A school instituted out of love for the most deprived children of Ho Chi Minh City. The visit of Laura Mattarella, daughter of the President of the Italian Republic.
It was not at all easy to delineate a social project from the start, as it occurred for the Pho Cap School in Ho Chi Minh City, Vietnam. A few days ago, this project was honoured by the private visit of Laura Mattarella, daughter of the Italian Republic’s President, who accompanied her father on an official visit to the country. Laura Mattarella who came to visit the 100 children of the school, was welcomed simply – without protocols – by some members of the Focolare Movement, the current heads and collaborators of the School.

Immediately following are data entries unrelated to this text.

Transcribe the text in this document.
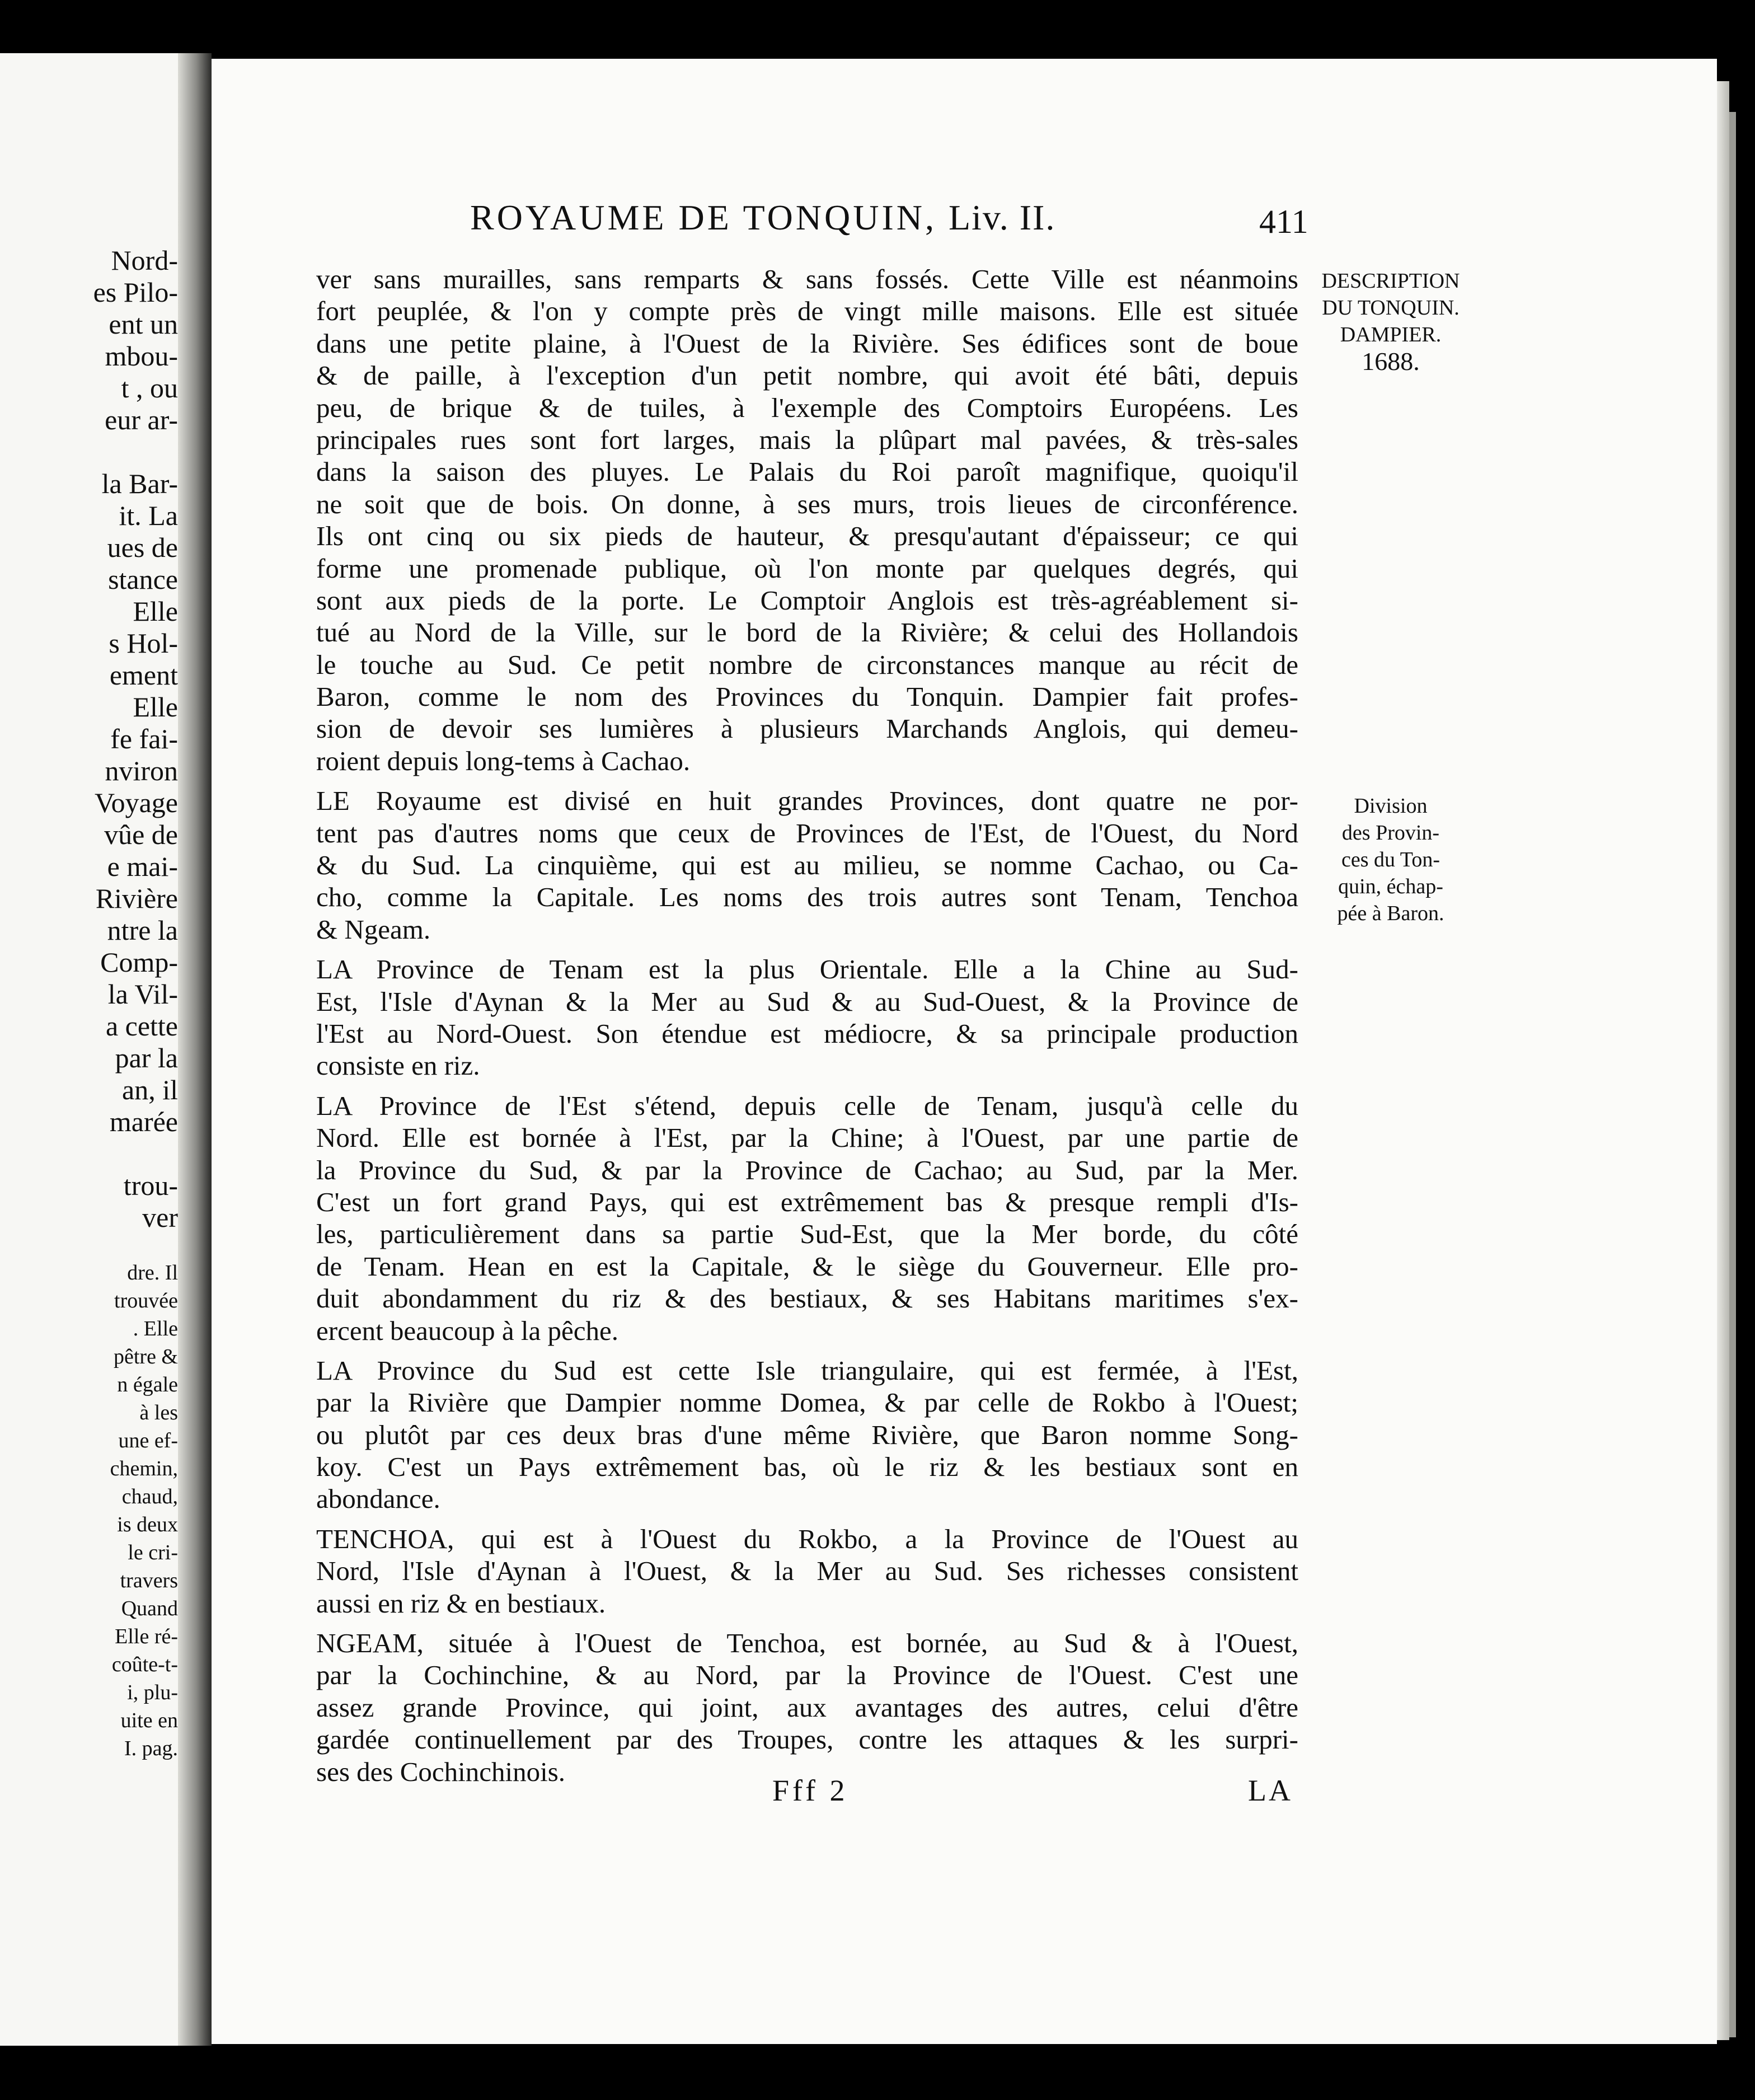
Nord-
es Pilo-
ent un
mbou-
t , ou
eur ar-
la Bar-
it. La
ues de
stance
Elle
s Hol-
ement
Elle
fe fai-
nviron
Voyage
vûe de
e mai-
Rivière
ntre la
Comp-
la Vil-
a cette
par la
an, il
marée
trou-
ver
dre. Il
trouvée
. Elle
pêtre &
n égale
à les
une ef-
chemin,
chaud,
is deux
le cri-
travers
Quand
Elle ré-
coûte-t-
i, plu-
uite en
I. pag.
ROYAUME DE TONQUIN, Liv. II.	411
ver sans murailles, sans remparts & sans fossés. Cette Ville est néanmoins
fort peuplée, & l'on y compte près de vingt mille maisons. Elle est située
dans une petite plaine, à l'Ouest de la Rivière. Ses édifices sont de boue
& de paille, à l'exception d'un petit nombre, qui avoit été bâti, depuis
peu, de brique & de tuiles, à l'exemple des Comptoirs Européens. Les
principales rues sont fort larges, mais la plûpart mal pavées, & très-sales
dans la saison des pluyes. Le Palais du Roi paroît magnifique, quoiqu'il
ne soit que de bois. On donne, à ses murs, trois lieues de circonférence.
Ils ont cinq ou six pieds de hauteur, & presqu'autant d'épaisseur; ce qui
forme une promenade publique, où l'on monte par quelques degrés, qui
sont aux pieds de la porte. Le Comptoir Anglois est très-agréablement si-
tué au Nord de la Ville, sur le bord de la Rivière; & celui des Hollandois
le touche au Sud. Ce petit nombre de circonstances manque au récit de
Baron, comme le nom des Provinces du Tonquin. Dampier fait profes-
sion de devoir ses lumières à plusieurs Marchands Anglois, qui demeu-
roient depuis long-tems à Cachao.
LE Royaume est divisé en huit grandes Provinces, dont quatre ne por-
tent pas d'autres noms que ceux de Provinces de l'Est, de l'Ouest, du Nord
& du Sud. La cinquième, qui est au milieu, se nomme Cachao, ou Ca-
cho, comme la Capitale. Les noms des trois autres sont Tenam, Tenchoa
& Ngeam.
LA Province de Tenam est la plus Orientale. Elle a la Chine au Sud-
Est, l'Isle d'Aynan & la Mer au Sud & au Sud-Ouest, & la Province de
l'Est au Nord-Ouest. Son étendue est médiocre, & sa principale production
consiste en riz.
LA Province de l'Est s'étend, depuis celle de Tenam, jusqu'à celle du
Nord. Elle est bornée à l'Est, par la Chine; à l'Ouest, par une partie de
la Province du Sud, & par la Province de Cachao; au Sud, par la Mer.
C'est un fort grand Pays, qui est extrêmement bas & presque rempli d'Is-
les, particulièrement dans sa partie Sud-Est, que la Mer borde, du côté
de Tenam. Hean en est la Capitale, & le siège du Gouverneur. Elle pro-
duit abondamment du riz & des bestiaux, & ses Habitans maritimes s'ex-
ercent beaucoup à la pêche.
LA Province du Sud est cette Isle triangulaire, qui est fermée, à l'Est,
par la Rivière que Dampier nomme Domea, & par celle de Rokbo à l'Ouest;
ou plutôt par ces deux bras d'une même Rivière, que Baron nomme Song-
koy. C'est un Pays extrêmement bas, où le riz & les bestiaux sont en
abondance.
TENCHOA, qui est à l'Ouest du Rokbo, a la Province de l'Ouest au
Nord, l'Isle d'Aynan à l'Ouest, & la Mer au Sud. Ses richesses consistent
aussi en riz & en bestiaux.
NGEAM, située à l'Ouest de Tenchoa, est bornée, au Sud & à l'Ouest,
par la Cochinchine, & au Nord, par la Province de l'Ouest. C'est une
assez grande Province, qui joint, aux avantages des autres, celui d'être
gardée continuellement par des Troupes, contre les attaques & les surpri-
ses des Cochinchinois.
DESCRIPTION
DU TONQUIN.
DAMPIER.
1688.
Division
des Provin-
ces du Ton-
quin, échap-
pée à Baron.
Fff 2	LA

Pho Cap School was established in 1998 by a Focolare priest, with the help of some university students who were among the first to adhere to the spirituality of unity: a project inspired by love for the poor who filled the Binh Thanh district. The school facility was an abandoned house, and once cleaned from the numerous syringes, the youth rebuilt the roof, then the toilets and electric and water systems. All was done with small donations received, and a lot of sacrifice. The youth became whitewashers, labourers, plumbers and electricians… One of them, now a Focolarino, remembers those days: “It was tough work, but the spirit of the Movement pushed us to love concretely. Also some labourers gave a hand. The project was really achieved together!”
In a few weeks, the facilities became liveable and so schooling activities started. It was a matter of convincing the people to send their children, and making them understand that it was better for them to study rather than work. In fact, many of those children passed their days on the street of Saigon selling lottery tickets and did not go to school. The young people had to go from house to house to look for the “students.” After the first group was formed, soon also some girls joined in, and gave their time and enthusiasm to the project.
From a small group of students who were not given any meals, the school started to hand out daily snacks, and then lunch. The project continually developed, overcoming many difficulties. It was a success and became a school of “prestige” but which remained poor and for the poor just the same, though managing to give a convincing testimonial in a difficult suburban context. Most of the children come from Buddhist families but in the eyes of the children of Pho Cap, one can see trust, serenity and zest for life. Laura Mattarella noticed this and wanted to keep the photos of this “beautiful” meeting, as she said, in its simplicity, and so full of humanity, gentleness and relationships.
The school directress commented: “The visit of the daughter of the Italian Republic President encouraged us to continue in the spirit that inspires us: living fraternity among us, the collaborators, and transmitting it to the students, so they in turn become messengers of this spirit in their families and in society.”